Marlene Wagman-Geller

"As far back as I can remember, it was always on my bucket list, even before the term bucket list was coined,
to be a writer. It was a natural progression to want to go from reading books to writing one."

On Loan 1998

Oct 17, 2022 by Marlene Wagman-Geller

 

       The traditional Disney princesses were similar to the modern Manhattanites in Sex and The City. They shared idealized appearances; their raison d’etre-romance that would segue to a happily ever after.  Carrie Bradshaw of SATC found her Prince Disarming in Mr. Big, a nickname viewers assumed alluded either to his male appendage or his bank account. The last episode in the series revealed Big’s actual name-John James Preston-a character based on man-about- town, Ron Galotti.

      Candace Bushnell, an urban Margaret Mead, wrote about her night life in the Observer under the title, “Sex and the City,” that birthed the HBO classic. Her column chronicled her year long relationship with playboy publisher, Ron, of whom she described, “He was one of those New York guys with a big personality.
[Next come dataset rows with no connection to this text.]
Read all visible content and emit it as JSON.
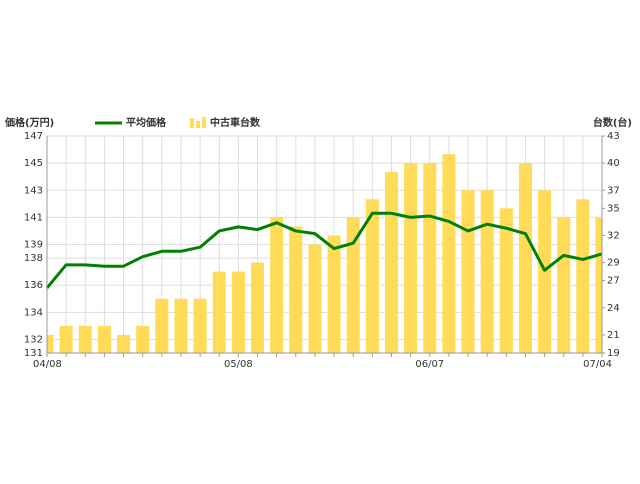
{
  "chart_data": {
    "type": "bar-line",
    "y_label": "価格(万円)",
    "y2_label": "台数(台)",
    "categories": [
      "04/08",
      null,
      null,
      null,
      null,
      null,
      null,
      null,
      null,
      null,
      "05/08",
      null,
      null,
      null,
      null,
      null,
      null,
      null,
      null,
      null,
      "06/07",
      null,
      null,
      null,
      null,
      null,
      null,
      null,
      null,
      "07/04"
    ],
    "series": [
      {
        "name": "平均価格",
        "kind": "line",
        "color": "#008000",
        "values": [
          135.8,
          137.5,
          137.5,
          137.4,
          137.4,
          138.1,
          138.5,
          138.5,
          138.8,
          140.0,
          140.3,
          140.1,
          140.6,
          140.0,
          139.8,
          138.7,
          139.1,
          141.3,
          141.3,
          141.0,
          141.1,
          140.7,
          140.0,
          140.5,
          140.2,
          139.8,
          137.1,
          138.2,
          137.9,
          138.3
        ]
      },
      {
        "name": "中古車台数",
        "kind": "bar",
        "axis": "y2",
        "color": "#ffdb58",
        "values": [
          21,
          22,
          22,
          22,
          21,
          22,
          25,
          25,
          25,
          28,
          28,
          29,
          34,
          33,
          31,
          32,
          34,
          36,
          39,
          40,
          40,
          41,
          37,
          37,
          35,
          40,
          37,
          34,
          36,
          34
        ]
      }
    ],
    "ylim": [
      131,
      147
    ],
    "yticks": [
      131,
      132,
      134,
      136,
      138,
      139,
      141,
      143,
      145,
      147
    ],
    "y2lim": [
      19,
      43
    ],
    "y2ticks": [
      19,
      21,
      24,
      27,
      29,
      32,
      35,
      37,
      40,
      43
    ],
    "grid": true
  }
}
I called him Mr. Big because he was like a big man on campus.” At an HBO party, Ron taught Chris Noth, his TV alter ego, how to say their trademark, “absofuckinglutely.” 

     Ron grew up in Peekskill, Westchester, where he raised chickens. He recounted, “One chicken was born with a bent beak. In two minutes, the other chickens had pecked it to death. I learned right then you don’t want your beak to be bent.” His father died when he was nine leaving his wife to raise two children, (his sister had Down’s syndrome,) by managing the family’s liquor store. During the Vietnam War, the Air Force stationed Ron in the Philippines; he supplemented his income by loansharking and operating a brothel. His first marriage dissolved after his four-year-old son, Nicholas, died in a car accident.  His second twelve-year long marriage ended over his wife’s affair.

    Si Newhouse, the powerhouse behind the Condé Nast empire, offered Ron a position that financed his $50,000 a year cigar habit. He served as editor for publications such as Mademoiselle, Vanity Fair, GQ, and Vogue. Armed with his megabuck income and prestigious position, Ron was often-to use a term coined in SATC-a “modelizer:’ a serial dater of models. One of these was Janice Dickinson, Sylvester Stallone’s ex. His boy-toy was his Ferraris, a fact he tried to slip into every conversation. New York Magazine described him as an Italian-Jewish version of Donald Trump. Ron joked, “The thing about being half-Italian and half-Jewish you don’t know whether to steal it or try to get it cheaper.” A less glamorous aspect of his job was to soothe Empire State size egos such as the occasion he flew to Milan to placate Giorgio Armani. Taking a tube of Chap Stick from his pocket, he stated, “I kiss so much ass I go through two of these a week.”

     Carrie once said that Mr. Big could never leave New York because he was like the Chrysler Building that would be all wrong someplace else. However, his television counterpart did a Green Acres after Conde’ Nast fired him. Along with his wife, Lisa, and adopted daughter, Abigail, he traded his Central Park apartment for an 1847 Vermont farmhouse. In his new setting he would have no need for Chap Stick, no longer have to chase what he called “darag and jong” “power and money.” While Ron was settling in his rural digs. Salmon Rushdie married Padma Lakshmi in a Page Six worthy affair. In the words Carrie used to begin her column, “I couldn’t help but wonder…” a journalist asked Ron if he missed the days when he was Mr. Big of the Big Apple. His response showed Ron had gained an additional life-lesson beside that of the chicken with the bent beak “It’s all on loan.”